First comes love, then comes marriage… then comes a 30-year fixed mortgage with a 4.299% APR. Well that sounds somewhat daunting, and definitely not romantic. Buying a home can be one of the most nerve-racking financial decisions you’ll ever make, but far too often do couples let it have a negative effect on their relationships. Whether you are newlyweds, recently engaged or simply just committed to your significant other for the rest of your lives, here are my tips for finding your dream home without having your relationship turn in to a nightmare.
Talk to one another
When buying a home with your spouse, it is important to communicate to each other what you are both looking for in your future home. Before you start your search, sit down and write out your must-haves for your dream home. One thing to also discuss is what purpose you both see this home serving – are you looking for a house you can do some quick updates to and then sell in a few years? Or are you searching for a house you settle down in and start a family? By figuring out what it is you are both searching for in your first home early on will hopefully help you avoid any misunderstandings once you actually start looking at properties.
Did you know? According to a study by Coldwell Banker Real Estate , 80% of married American’s who participated said that buying a home with their current spouse did more to strengthen their relationship than any other purchase.
Compromise
You see it happen all the time on almost every show on HGTV – one person wants open concept, while their significant other wants each room to be separated. Or, maybe one person wants an industrial look and the other prefers something with more of a farmhouse feel. Communicate with your partner and discuss each other’s absolute must-haves, and then decide what things you are both willing to compromise on. Perhaps it’s okay to compromise on one room that your loved one wants exactly the way they envision. Than ask them if you can have a room that is just what you want too?
Stay attentive to your relationship
Yes, buying a home with your spouse is a fun and exciting time, but it can also become all-consuming. If you are both spending all of your time looking at houses or researching mortgage lenders, it is easy to become inundated with your search and lose sight on maintaining your relationship. Don’t forget to still be a couple. Carve out time to have a special date night for just the two of you and do something that isn’t house-hunting related. Forgot about any stresses and just have some fun! Here are some of my favorite date-night (or day) ideas:
- Take a dance class together
- Go to a wine tasting or take a tour of a local brewery
- Learn to cook a new meal together (or take a cooking class!)

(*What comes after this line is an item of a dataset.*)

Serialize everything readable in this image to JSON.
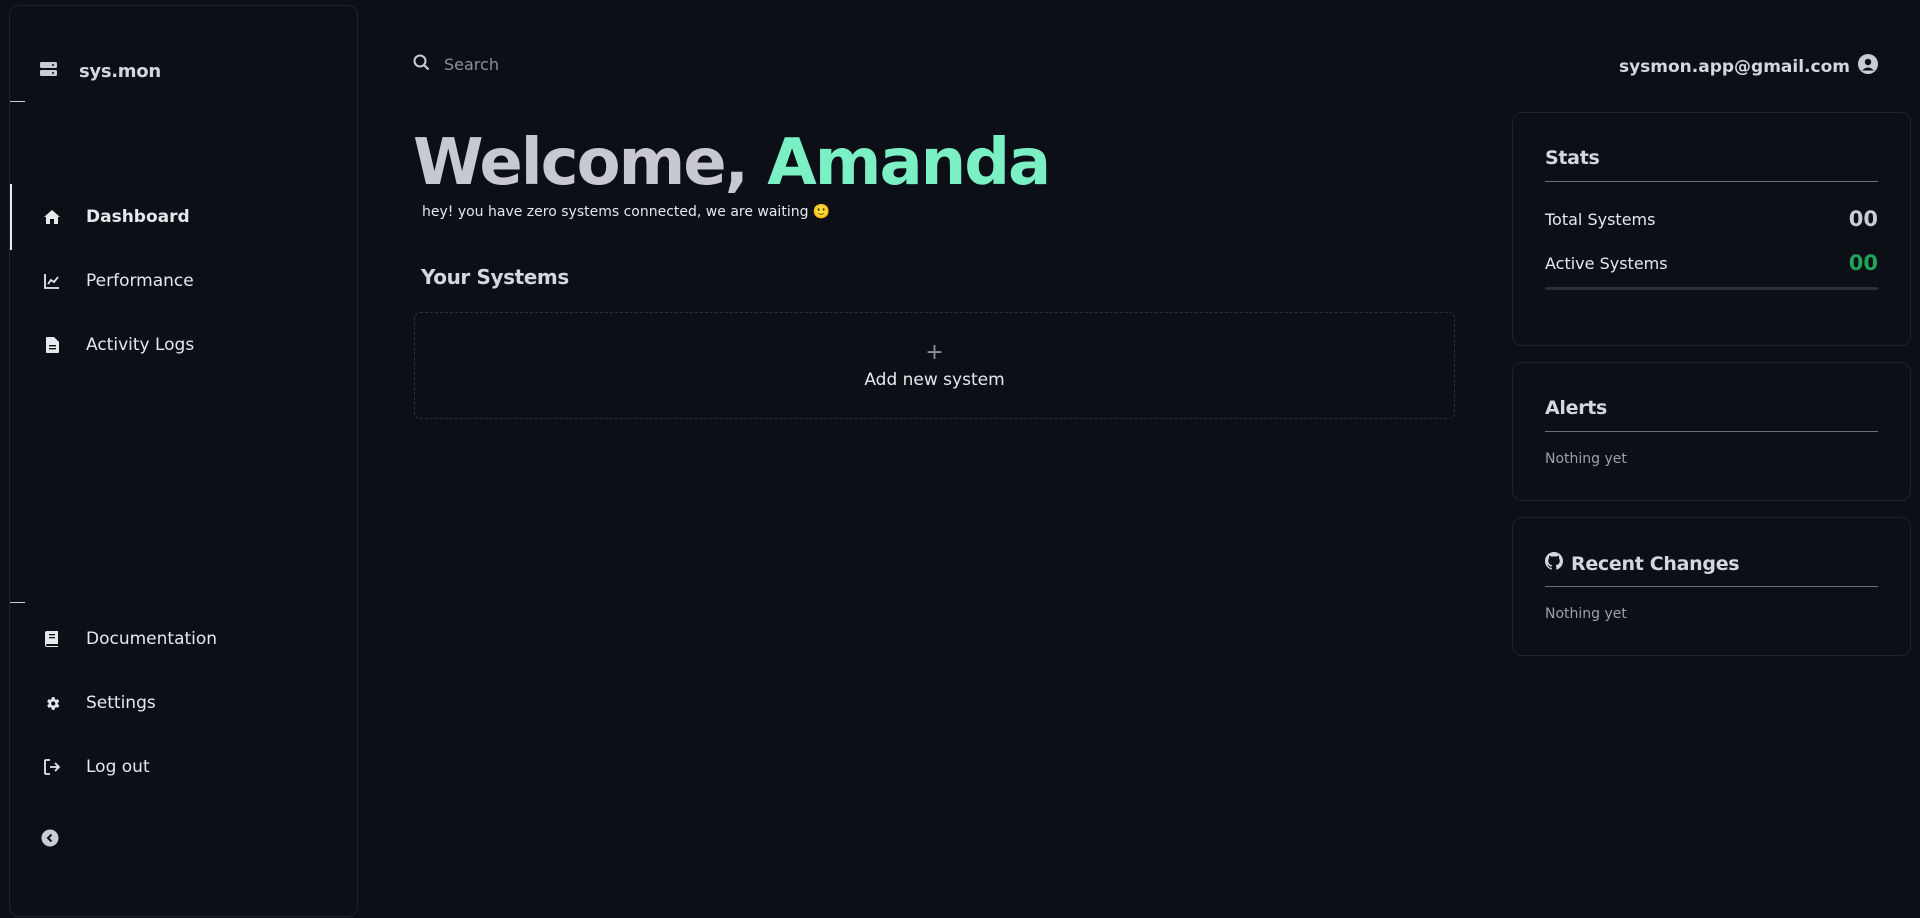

- Wander around a local farmer’s market or roam your local gourmet grocery store
- Sign up for a 5k run/walk in the area you are thinking about moving to.
Deal with the stress
Hopefully you and your significant other can avoid the stress of searching altogether. But, if you are starting to become stressed it is important that you recognize it and figure out how to deal with it in a healthy way. Don’t get mad at each other. Don’t get mad at the process. Just know that this is part of doing the work for yourself and your future together. Have fun with it and find outlets. For example, do you find painting to be a good stress reliever? Buy a big canvas plus a few basic paints and brushes for you and your partner to create a DIY abstract art piece to hang up in your future home.
Another important factor that will help keep your stress levels at a minimum is working with the right realtor. You are going to want someone who is knowledgeable on the market and can navigate you and your partner to the perfect home.
Did you know? According to bordedpanda.com holding a loved one’s hand relieves stress!